Predicting Urban Reservoir Levels Using Statistical Learning Techniques
Currently, about 50% of the world population lives in cities, and the World Bank has projected that by 2050, this number will grow to 65%. When paired with a changing hydrological environment, including an increased likelihood of droughts, rapid urban growth puts cities and their watersheds in a vulnerable position.
An interesting paper that employs supervised learning techniques to predict reservoir levels.
The main focus for this study was Atlanta, Georgia, although Indianapolis, Indiana and Austin, Texas were also included in the analysis. The authors investigate the predictive power using a number of models:
- Generalized linear model (GLM)
- Generalized additive model (GAM)
- Multivariate adaptive regression splines (MARS)

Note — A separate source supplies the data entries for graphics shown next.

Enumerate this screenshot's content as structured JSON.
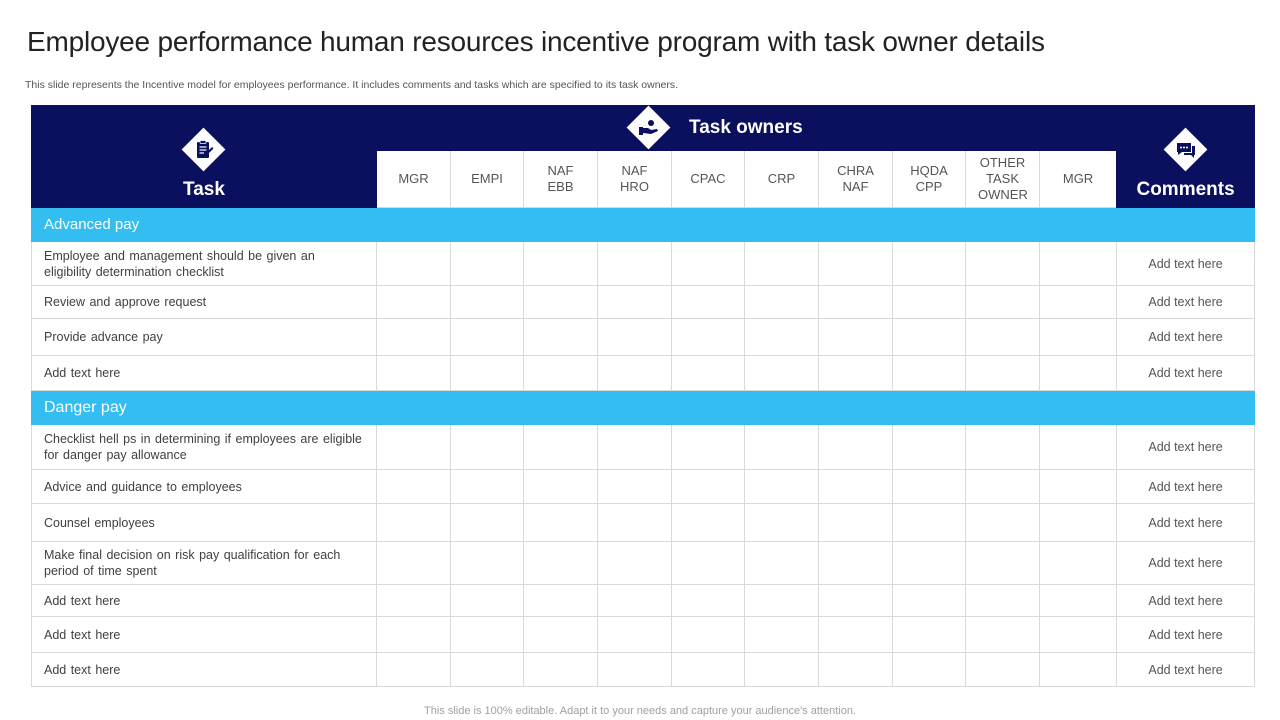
{
  "title": "Employee performance human resources incentive program with task owner details",
  "subtitle": "This slide represents the Incentive model for employees performance. It includes comments and tasks which are specified to its task owners.",
  "footer": "This slide is 100% editable. Adapt it to your needs and capture your audience's attention.",
  "table": {
    "task_header": "Task",
    "owners_header": "Task owners",
    "comments_header": "Comments",
    "owners": [
      "MGR",
      "EMPI",
      "NAF EBB",
      "NAF HRO",
      "CPAC",
      "CRP",
      "CHRA NAF",
      "HQDA CPP",
      "OTHER TASK OWNER",
      "MGR"
    ],
    "colors": {
      "header": "#0a0f5e",
      "section": "#33bdf0"
    },
    "sections": [
      {
        "name": "Advanced pay",
        "rows": [
          {
            "task": "Employee and management should be given an eligibility determination checklist",
            "comment": "Add text here"
          },
          {
            "task": "Review and approve request",
            "comment": "Add text here"
          },
          {
            "task": "Provide advance pay",
            "comment": "Add text here"
          },
          {
            "task": "Add text here",
            "comment": "Add text here"
          }
        ]
      },
      {
        "name": "Danger pay",
        "rows": [
          {
            "task": "Checklist hell ps in determining if employees are eligible for danger pay allowance",
            "comment": "Add text here"
          },
          {
            "task": "Advice and guidance to employees",
            "comment": "Add text here"
          },
          {
            "task": "Counsel employees",
            "comment": "Add text here"
          },
          {
            "task": "Make final decision on risk pay qualification for each period of time spent",
            "comment": "Add text here"
          },
          {
            "task": "Add text here",
            "comment": "Add text here"
          },
          {
            "task": "Add text here",
            "comment": "Add text here"
          },
          {
            "task": "Add text here",
            "comment": "Add text here"
          }
        ]
      }
    ]
  }
}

- Classification and regression tree (CART)
- Bagged CART
- Random forest, Support vector machine (SVM)
- Bayesian additive regression tree (BART)

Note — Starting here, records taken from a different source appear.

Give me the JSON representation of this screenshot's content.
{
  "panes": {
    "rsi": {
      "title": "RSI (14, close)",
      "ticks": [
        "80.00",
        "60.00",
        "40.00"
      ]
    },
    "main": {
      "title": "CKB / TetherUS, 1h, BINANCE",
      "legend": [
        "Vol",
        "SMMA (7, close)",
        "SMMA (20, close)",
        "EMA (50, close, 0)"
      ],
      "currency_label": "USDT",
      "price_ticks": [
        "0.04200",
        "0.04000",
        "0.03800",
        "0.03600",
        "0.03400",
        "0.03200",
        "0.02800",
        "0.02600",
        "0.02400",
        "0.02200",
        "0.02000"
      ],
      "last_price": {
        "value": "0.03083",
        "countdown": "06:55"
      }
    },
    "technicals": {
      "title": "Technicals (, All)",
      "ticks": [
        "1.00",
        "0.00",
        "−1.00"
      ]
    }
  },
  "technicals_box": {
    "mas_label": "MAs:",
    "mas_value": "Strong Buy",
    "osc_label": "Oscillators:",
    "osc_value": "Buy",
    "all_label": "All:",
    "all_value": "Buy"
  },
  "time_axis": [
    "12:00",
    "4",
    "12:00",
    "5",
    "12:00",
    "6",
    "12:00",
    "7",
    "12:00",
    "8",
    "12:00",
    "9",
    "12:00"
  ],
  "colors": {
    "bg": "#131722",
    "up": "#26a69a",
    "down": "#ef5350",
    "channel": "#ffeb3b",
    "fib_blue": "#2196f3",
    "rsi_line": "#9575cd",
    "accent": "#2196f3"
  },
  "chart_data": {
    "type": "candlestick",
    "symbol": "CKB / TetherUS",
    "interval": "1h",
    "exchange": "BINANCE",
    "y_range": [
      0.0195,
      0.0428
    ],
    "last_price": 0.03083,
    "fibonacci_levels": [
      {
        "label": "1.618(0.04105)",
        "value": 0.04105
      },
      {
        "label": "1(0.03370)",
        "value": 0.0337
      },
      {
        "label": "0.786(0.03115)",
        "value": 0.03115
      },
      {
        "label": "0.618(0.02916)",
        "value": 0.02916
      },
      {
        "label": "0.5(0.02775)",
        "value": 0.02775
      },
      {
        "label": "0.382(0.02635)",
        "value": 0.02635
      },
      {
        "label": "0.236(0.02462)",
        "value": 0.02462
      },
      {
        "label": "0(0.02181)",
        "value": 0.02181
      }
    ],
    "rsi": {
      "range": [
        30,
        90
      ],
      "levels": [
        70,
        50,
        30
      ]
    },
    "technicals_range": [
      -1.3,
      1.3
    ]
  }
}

and attempt to understand which predictors (hydrological system inputs and outputs) – precipitation, streamflow, population, dew point temperature, humidity, water use, soil moisture, contribute the most to the predictive accuracy. Not surprisingly the importance of each predictor varies with system. Population and the ENSO index appear to have the largest relative effect. Interestingly local rainfall (precipitation) was the least important variable.
The data and supplemental notes on the methodology are available on the Nature website. At some point I'll go back and look at this in more detail. It would be interesting to see if this could be applied to Cape Town.
The most important variables were the streamflow (into the reservoir), dew point temperature, and population, followed by soil moisture and the El Niño/Southern Oscillation (ENSO) index. Conversely, precipitation was the least important variable when trying to predict reservoir level.